Valentino Rossi cade in allenamento e si frattura tibia e perone. Un campione del mondo di 38 anni suonati, che ha già vinto più di tutti i suoi avversari e non avrebbe più nulla da dimostrare, dal giorno successivo – dopo un’operazione chirurgica lampo – si rimette a lavorare per il recupero, con un programma accelerato di fisioterapia per essere in pista già ieri dopo soltanto venti giorni. Arrivato ai box con le stampelle, è salito in sella per girare in pista a 300 chilometri l’ora con la gamba dolorante. I fan lo acclamano, qualcuno lo giudica un temerario, che rischia troppo per sé, magari mettendo in pericolo anche gli altri se sarà in gara senza il perfetto controllo della moto. In ogni caso, un modello di forza di volontà e di capacità di focalizzarsi sul proprio obiettivo. Si può obiettare: ma è ricco e famoso, fa un lavoro che lo diverte e lo gratifica. Vero, ma com’è arrivato a questa condizione? È probabile che, oltre al coraggio e al talento, avesse fin dall’inizio una certa capacità di dedicarsi a ciò di cui era appassionato.
È ampiamente documentato come la perseveranza – ovvero la «costanza e fermezza nel perseguire i propri scopi o nel tener fede ai propositi», secondo il dizionario Treccani – sia correlata ai risultati scolastici di lungo termine (gli indicatori più studiati) indipendentemente dal livello intellettivo. In altre parole, chi è perseverante ha migliori voti e successi professionali.
Ma come nasce la perseveranza negli individui? Un interessante esperimento appena pubblicato sulla rivista Science offre indizi meritevoli di ulteriore approfondimento, sebbene l’idea generale possa non apparire sorprendente. Il messaggio generale è infatti che l’esempio conta. Nello studio condotto da Julia Leonard e colleghe del Mit, un gruppo di bambini di 15 mesi è stato suddiviso in tre differenti situazioni. Nella prima, i piccoli vedevano un adulto provare ripetutamente a raggiungere il proprio obiettivo (far funzionare un giocattolo); nella seconda, osservavano lo stesso adulto ottenere subito e senza sforzo lo stesso risultato; la terza funziona invece da caso neutro per il raffronto. Successivamente, a tutti i bambini è stato consegnato un nuovo gioco, di difficile utilizzo. Coloro che erano stati esposti alla prima condizione, ovvero avevano visto l’adulto perseverante, hanno fatto in media molti più tentativi di mettere in moto il gioco rispetto ai loro compagni.

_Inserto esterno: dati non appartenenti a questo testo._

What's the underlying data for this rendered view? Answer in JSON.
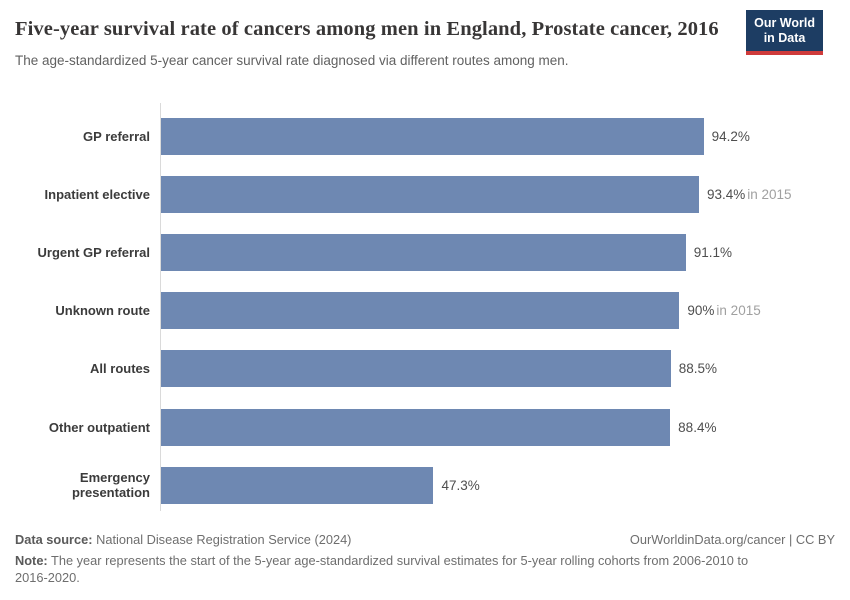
{
  "header": {
    "title": "Five-year survival rate of cancers among men in England, Prostate cancer, 2016",
    "subtitle": "The age-standardized 5-year cancer survival rate diagnosed via different routes among men.",
    "logo": {
      "line1": "Our World",
      "line2": "in Data"
    }
  },
  "chart_data": {
    "type": "bar",
    "orientation": "horizontal",
    "title": "Five-year survival rate of cancers among men in England, Prostate cancer, 2016",
    "subtitle": "The age-standardized 5-year cancer survival rate diagnosed via different routes among men.",
    "categories": [
      "GP referral",
      "Inpatient elective",
      "Urgent GP referral",
      "Unknown route",
      "All routes",
      "Other outpatient",
      "Emergency presentation"
    ],
    "values": [
      94.2,
      93.4,
      91.1,
      90,
      88.5,
      88.4,
      47.3
    ],
    "value_labels": [
      "94.2%",
      "93.4%",
      "91.1%",
      "90%",
      "88.5%",
      "88.4%",
      "47.3%"
    ],
    "value_suffixes": [
      "",
      "in 2015",
      "",
      "in 2015",
      "",
      "",
      ""
    ],
    "xlim": [
      0,
      100
    ],
    "unit": "%",
    "bar_color": "#6e88b2",
    "grid": "off",
    "legend": "none"
  },
  "footer": {
    "data_source_label": "Data source:",
    "data_source": "National Disease Registration Service (2024)",
    "link": "OurWorldinData.org/cancer | CC BY",
    "note_label": "Note:",
    "note": "The year represents the start of the 5-year age-standardized survival estimates for 5-year rolling cohorts from 2006-2010 to 2016-2020."
  },
  "colors": {
    "bar": "#6e88b2",
    "logo_navy": "#1d3d63",
    "logo_red": "#cf3b3b",
    "title_text": "#383636",
    "axis_line": "#dadada"
  }
}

Basta avere genitori o baby-sitter che si mettono d’impegno nel mostrare che non bisogna né innervosirsi né arrendersi per avere una generazione di giovani fortemente motivati o dediti a qualche causa? Probabilmente no, ma è difficile sottovalutare la posta in gioco. Sappiamo da tempo, anche grazie ai pionieristici esperimenti di Walter Mischel, avviati più di mezzo secolo fa, che la capacità di differire la gratificazione a quattro anni di età è un fortissimo predittore di personalità coscienziosa ed equilibrata. Il disegno dello studio è tanto semplice quanto è rilevante l’ipotesi soggiacente.

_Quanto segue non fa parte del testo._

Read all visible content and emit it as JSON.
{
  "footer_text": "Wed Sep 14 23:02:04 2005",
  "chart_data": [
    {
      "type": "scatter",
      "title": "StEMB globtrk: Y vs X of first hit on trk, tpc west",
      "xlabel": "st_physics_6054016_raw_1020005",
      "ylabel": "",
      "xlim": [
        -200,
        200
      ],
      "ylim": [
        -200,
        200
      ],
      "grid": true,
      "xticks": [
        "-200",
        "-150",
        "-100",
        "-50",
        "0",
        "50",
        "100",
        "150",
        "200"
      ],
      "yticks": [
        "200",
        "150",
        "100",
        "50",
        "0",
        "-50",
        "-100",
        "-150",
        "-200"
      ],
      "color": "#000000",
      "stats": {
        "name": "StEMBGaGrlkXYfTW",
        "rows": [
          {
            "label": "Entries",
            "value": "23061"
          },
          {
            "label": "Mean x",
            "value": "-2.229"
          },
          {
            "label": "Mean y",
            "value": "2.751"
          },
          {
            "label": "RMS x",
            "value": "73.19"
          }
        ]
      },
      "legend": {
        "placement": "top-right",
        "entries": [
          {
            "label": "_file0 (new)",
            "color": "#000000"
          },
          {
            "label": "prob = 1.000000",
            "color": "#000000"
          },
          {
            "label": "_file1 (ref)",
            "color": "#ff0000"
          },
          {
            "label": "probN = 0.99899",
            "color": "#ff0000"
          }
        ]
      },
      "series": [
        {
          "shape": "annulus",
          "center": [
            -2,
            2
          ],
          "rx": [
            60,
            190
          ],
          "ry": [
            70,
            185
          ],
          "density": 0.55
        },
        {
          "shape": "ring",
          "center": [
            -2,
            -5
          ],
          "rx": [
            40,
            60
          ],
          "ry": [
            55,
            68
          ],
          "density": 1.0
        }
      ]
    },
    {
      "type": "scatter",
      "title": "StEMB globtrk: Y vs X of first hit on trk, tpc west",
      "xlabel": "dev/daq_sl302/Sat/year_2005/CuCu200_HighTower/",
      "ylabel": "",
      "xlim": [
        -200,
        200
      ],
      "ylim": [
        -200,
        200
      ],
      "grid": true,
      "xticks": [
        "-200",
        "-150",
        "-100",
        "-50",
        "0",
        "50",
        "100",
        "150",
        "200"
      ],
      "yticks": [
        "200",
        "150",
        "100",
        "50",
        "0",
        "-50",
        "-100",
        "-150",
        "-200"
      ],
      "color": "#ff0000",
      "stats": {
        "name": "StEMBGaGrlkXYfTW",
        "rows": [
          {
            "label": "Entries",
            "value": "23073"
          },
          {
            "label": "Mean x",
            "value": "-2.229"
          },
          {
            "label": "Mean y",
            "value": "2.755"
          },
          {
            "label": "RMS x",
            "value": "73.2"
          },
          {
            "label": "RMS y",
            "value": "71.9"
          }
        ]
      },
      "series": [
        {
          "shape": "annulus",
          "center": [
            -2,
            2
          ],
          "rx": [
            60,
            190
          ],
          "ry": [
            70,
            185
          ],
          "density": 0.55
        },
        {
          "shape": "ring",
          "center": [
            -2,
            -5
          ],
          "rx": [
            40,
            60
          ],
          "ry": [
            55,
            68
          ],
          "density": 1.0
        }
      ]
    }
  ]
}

Lo psicologo offre un marshmallow da mangiare subito; ma se il bambino – lasciato solo – accetta di aspettare alcuni minuti, ne avrà due. La difficoltà è stare di fronte al dolcetto senza cedere alla tentazione di addentarlo immediatamente. Chi ce la fa (esistono video molto divertenti in cui i piccoli sono filmati mentre tentano di distrarsi dalla tentazione in buffi modi) avrà una vita molto più soddisfacente (lavoro stabile, meno divorzi, meno reati commessi) di coloro che invece hanno divorato subito l’inatteso regalo, individui il cui percorso esistenziale sarà maggiormente esposto a inconvenienti dovuti all’impulsività.
L’autocontrollo sembrava così un dono di natura, forse con una componente genetica. L’esperimento sulla perseveranza indica invece un ruolo per l’educazione. Autodisciplina e tenacia non sono necessariamente connessi, ma certamente contribuiscono a comporre una personalità capace di superare difficoltà e di mirare a obiettivi di lungo periodo. Certo, ci si può votare alla causa sbagliata, e in quel caso è molto meglio un criminale o un dittatore incostante che uno sterminatore seriale. Ma in genere tipi di carattere alla Valentino Rossi fanno bene a se stessi e alla società. Sapere come favorirne la crescita, pur rispettandone la libertà, sarebbe quindi un buon guadagno.